Le rapport, publié par le Haut-Commissariat des Nations Unies aux droits de l'homme et le Bureau intégré des Nations Unies en Haïti (BINUH), appelle au déploiement urgent de la mission multinationale de soutien à la sécurité autorisée par le Conseil de sécurité de l'ONU en octobre, conformément aux normes et standards internationaux en matière de droits humains. Des efforts accrus devront être déployés pour renforcer les institutions de l’État de droit en Haïti, en particulier la police, le système judiciaire et le système pénitentiaire, note le rapport.
Le rapport se concentre sur le district du Bas-Artibonite, situé au centre d'Haïti, à environ 100 kilomètres de la capitale Port-au-Prince, qui a connu une augmentation significative de la violence des gangs au cours des deux dernières années. Entre janvier 2022 et octobre 2023, au moins 1 694 personnes ont été tuées, blessées ou kidnappées dans le Bas-Artibonite.
Les enlèvements contre rançon par des groupes criminels sont devenus une crainte constante pour les usagers des transports publics du Bas-Artibonite, indique le rapport. L'histoire de Darleine, une femme de 22 ans, n'est qu'une parmi tant d'autres : elle a été traînée hors d'un bus en mars de cette année par des membres d'un gang, qui l'ont retenue captive pendant plus de deux semaines et l'ont battue et violée à plusieurs reprises. Quelques semaines après sa libération, elle s'est suicidée.

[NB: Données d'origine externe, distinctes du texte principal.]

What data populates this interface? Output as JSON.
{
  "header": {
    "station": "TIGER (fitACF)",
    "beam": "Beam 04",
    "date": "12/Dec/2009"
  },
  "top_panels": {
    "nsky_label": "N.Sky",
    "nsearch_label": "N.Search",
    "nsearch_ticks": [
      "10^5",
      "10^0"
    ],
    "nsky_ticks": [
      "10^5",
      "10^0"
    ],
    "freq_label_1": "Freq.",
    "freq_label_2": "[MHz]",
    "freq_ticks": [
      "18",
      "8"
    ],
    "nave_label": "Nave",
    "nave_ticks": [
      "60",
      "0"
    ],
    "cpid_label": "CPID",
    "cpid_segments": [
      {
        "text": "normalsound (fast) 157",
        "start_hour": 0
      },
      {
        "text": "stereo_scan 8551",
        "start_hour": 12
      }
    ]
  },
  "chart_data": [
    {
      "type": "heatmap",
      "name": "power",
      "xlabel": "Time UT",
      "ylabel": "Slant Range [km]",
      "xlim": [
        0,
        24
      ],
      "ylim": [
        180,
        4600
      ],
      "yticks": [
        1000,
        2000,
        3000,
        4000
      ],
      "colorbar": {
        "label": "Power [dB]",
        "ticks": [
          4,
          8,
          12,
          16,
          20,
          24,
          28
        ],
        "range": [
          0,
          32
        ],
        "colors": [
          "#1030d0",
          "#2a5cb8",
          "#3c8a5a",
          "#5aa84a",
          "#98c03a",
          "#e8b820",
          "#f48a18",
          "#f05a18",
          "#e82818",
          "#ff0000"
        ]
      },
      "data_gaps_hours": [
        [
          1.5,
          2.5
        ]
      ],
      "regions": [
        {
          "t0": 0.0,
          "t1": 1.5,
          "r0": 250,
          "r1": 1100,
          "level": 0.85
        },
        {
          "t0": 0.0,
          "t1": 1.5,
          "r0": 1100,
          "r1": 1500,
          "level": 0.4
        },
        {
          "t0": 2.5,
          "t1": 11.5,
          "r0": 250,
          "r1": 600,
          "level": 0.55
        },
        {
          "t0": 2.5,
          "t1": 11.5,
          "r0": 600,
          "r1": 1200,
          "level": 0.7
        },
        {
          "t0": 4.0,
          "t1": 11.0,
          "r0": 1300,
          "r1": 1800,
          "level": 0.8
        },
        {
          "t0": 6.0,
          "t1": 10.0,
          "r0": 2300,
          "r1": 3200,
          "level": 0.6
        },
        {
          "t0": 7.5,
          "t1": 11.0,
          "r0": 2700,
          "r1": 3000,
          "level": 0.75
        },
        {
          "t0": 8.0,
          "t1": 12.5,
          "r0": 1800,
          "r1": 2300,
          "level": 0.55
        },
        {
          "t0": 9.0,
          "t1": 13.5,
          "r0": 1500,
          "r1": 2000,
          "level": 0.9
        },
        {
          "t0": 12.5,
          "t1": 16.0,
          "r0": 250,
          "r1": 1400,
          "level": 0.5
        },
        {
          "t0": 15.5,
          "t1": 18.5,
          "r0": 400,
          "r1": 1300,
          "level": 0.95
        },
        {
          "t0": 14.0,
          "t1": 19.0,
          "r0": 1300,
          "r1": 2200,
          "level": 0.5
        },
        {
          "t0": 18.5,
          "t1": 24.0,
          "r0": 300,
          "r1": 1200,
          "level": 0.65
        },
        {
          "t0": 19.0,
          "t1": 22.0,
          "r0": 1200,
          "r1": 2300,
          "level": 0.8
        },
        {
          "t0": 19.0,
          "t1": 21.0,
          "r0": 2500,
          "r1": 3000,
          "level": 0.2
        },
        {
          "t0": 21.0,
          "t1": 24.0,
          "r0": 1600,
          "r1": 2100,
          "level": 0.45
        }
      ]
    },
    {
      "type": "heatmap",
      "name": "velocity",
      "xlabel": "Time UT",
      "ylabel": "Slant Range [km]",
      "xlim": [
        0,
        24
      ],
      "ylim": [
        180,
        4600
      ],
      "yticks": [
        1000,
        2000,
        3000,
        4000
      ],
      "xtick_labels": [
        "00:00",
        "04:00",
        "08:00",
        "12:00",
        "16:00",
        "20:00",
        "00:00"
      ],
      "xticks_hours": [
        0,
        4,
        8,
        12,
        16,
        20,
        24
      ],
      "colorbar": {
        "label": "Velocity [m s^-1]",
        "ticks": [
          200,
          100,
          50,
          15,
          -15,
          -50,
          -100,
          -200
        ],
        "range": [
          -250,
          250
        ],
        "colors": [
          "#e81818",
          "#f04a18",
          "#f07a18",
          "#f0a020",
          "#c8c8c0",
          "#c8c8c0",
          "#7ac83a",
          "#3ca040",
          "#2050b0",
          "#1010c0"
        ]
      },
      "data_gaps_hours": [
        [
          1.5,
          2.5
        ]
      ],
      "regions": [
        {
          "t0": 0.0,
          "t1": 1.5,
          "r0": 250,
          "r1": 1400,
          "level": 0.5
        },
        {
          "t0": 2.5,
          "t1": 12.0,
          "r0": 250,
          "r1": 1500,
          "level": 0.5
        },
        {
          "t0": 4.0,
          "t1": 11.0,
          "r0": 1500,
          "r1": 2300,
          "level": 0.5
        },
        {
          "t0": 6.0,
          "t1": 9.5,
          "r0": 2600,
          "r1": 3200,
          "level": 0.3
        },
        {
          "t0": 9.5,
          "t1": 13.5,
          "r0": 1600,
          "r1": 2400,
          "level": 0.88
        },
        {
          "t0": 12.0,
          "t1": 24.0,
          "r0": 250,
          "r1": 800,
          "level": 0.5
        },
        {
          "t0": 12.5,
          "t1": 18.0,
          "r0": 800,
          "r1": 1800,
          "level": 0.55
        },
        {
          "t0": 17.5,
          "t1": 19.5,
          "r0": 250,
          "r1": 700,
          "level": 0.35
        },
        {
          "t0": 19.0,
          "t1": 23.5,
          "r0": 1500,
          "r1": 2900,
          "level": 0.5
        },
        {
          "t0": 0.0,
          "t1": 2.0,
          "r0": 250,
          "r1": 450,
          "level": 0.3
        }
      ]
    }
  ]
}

Le rapport documente les groupes criminels qui saccagent les villages « rivaux », exécutant la population locale et recourant à la violence sexuelle contre les femmes et même les très jeunes enfants. Les groupes pillent également les propriétés, les récoltes et le bétail des agriculteurs et détruisent les canaux d’irrigation, contribuant ainsi au déplacement de plus de 22 000 personnes de leurs villages ce qui réduit considérablement la superficie des terres cultivées, augmentant ainsi l’insécurité alimentaire. En septembre 2023, plus de 45 pour cent de la population du Bas-Artibonite était en situation d’insécurité alimentaire aiguë. La violence des gangs a également empêché de nombreuses familles d’agriculteurs de rembourser leurs dettes ou d’accéder aux services de base.
Le Haut-Commissaire des Nations Unies aux droits de l'homme, Volker Türk, a averti qu'à travers Haïti, au moins 3 960 personnes ont été tuées, 1 432 blessées et 2 951 kidnappées dans les violences liées aux gangs cette année seulement.

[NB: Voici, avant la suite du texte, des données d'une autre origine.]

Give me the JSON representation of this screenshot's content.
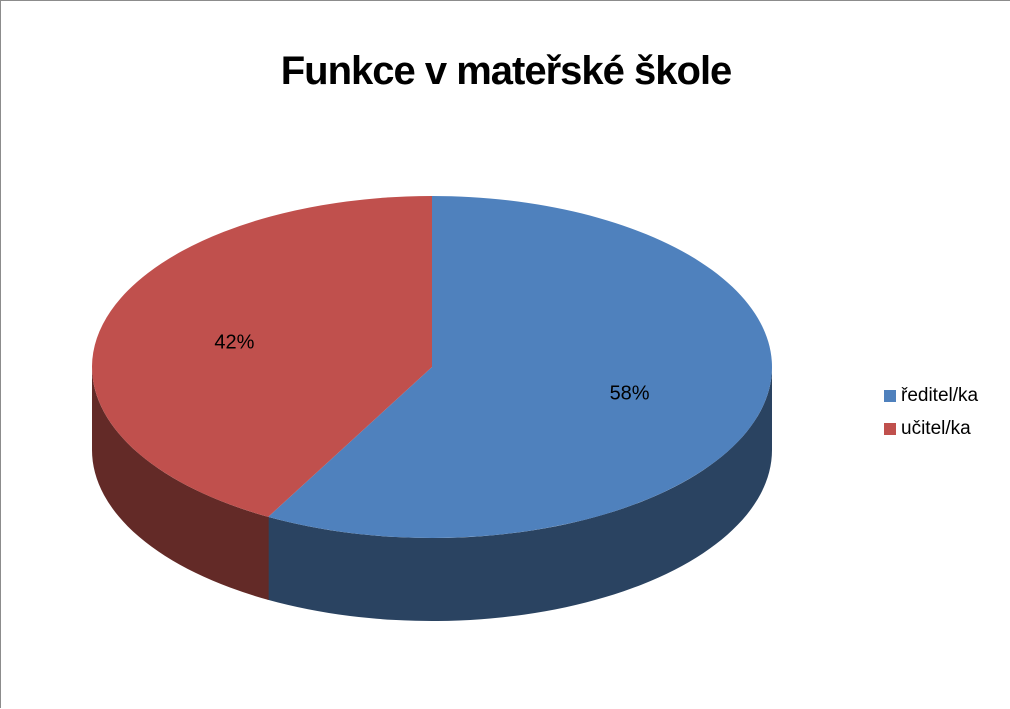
{
  "chart_data": {
    "type": "pie",
    "title": "Funkce v mateřské škole",
    "categories": [
      "ředitel/ka",
      "učitel/ka"
    ],
    "values": [
      58,
      42
    ],
    "data_labels": [
      "58%",
      "42%"
    ],
    "colors": [
      "#4F81BD",
      "#C0504D"
    ],
    "side_colors": [
      "#2A4361",
      "#632A27"
    ],
    "legend_position": "right",
    "style": "3d"
  }
}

« La situation en Haïti est cataclysmique. Nous continuons de recevoir des informations faisant état de meurtres, de violences sexuelles, de déplacements et d’autres violences – notamment dans les hôpitaux », a déclaré Türk.
« Face à la terrible violence contre la population qui s'étend – à l'intérieur et à l'extérieur de Port-au-Prince – et à l'incapacité de la police à les arrêter, la mission multinationale de soutien à la sécurité, indispensable, doit être déployée en Haïti dès que possible », a déclaré le Haut-Commissaire aux droits de l'homme Volker Türk.

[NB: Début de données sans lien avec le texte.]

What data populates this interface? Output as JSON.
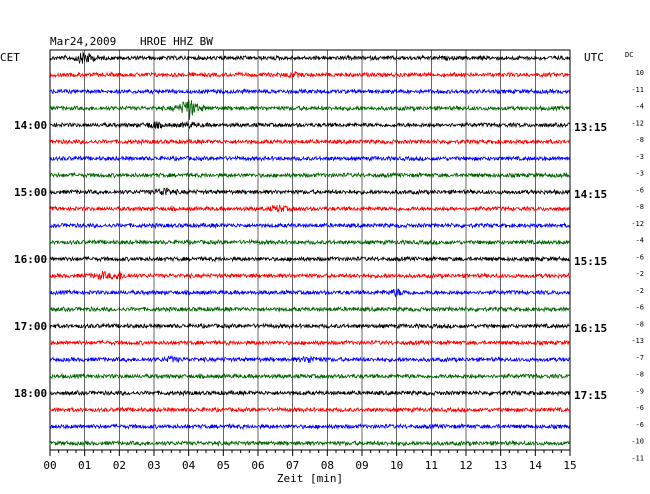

Le Haut-Commissaire a souligné que la mission de soutien doit inclure des mécanismes de contrôle interne et d'autres garanties pour garantir sa conformité avec les normes et standards internationaux en matière de droits humains.
Compte tenu de l'aggravation de la violence, et suite au rapport d'octobre 2023 du Groupe d'experts de l'ONU sur Haïti, le présent rapport appelle également le Conseil de sécurité à mettre à jour la liste des individus et entités soumis aux sanctions de l'ONU pour avoir soutenu, préparé, ordonné ou commis des actes contraires au droit international des droits humains.
« Il faut continuer de mettre l'accent sur la mise en œuvre de l'embargo sur les armes et les sanctions visant ceux qui sont à l'origine de cette situation intenable », a déclaré le Haut-Commissaire.
« J'appelle également les autorités haïtiennes à remplir leurs obligations internationales en matière de droits humains mais aussi à mettre en place des mesures robustes pour renforcer les institutions du pays et améliorer la gouvernance, notamment en luttant contre la corruption et l'impunité ».
Lien au rapport.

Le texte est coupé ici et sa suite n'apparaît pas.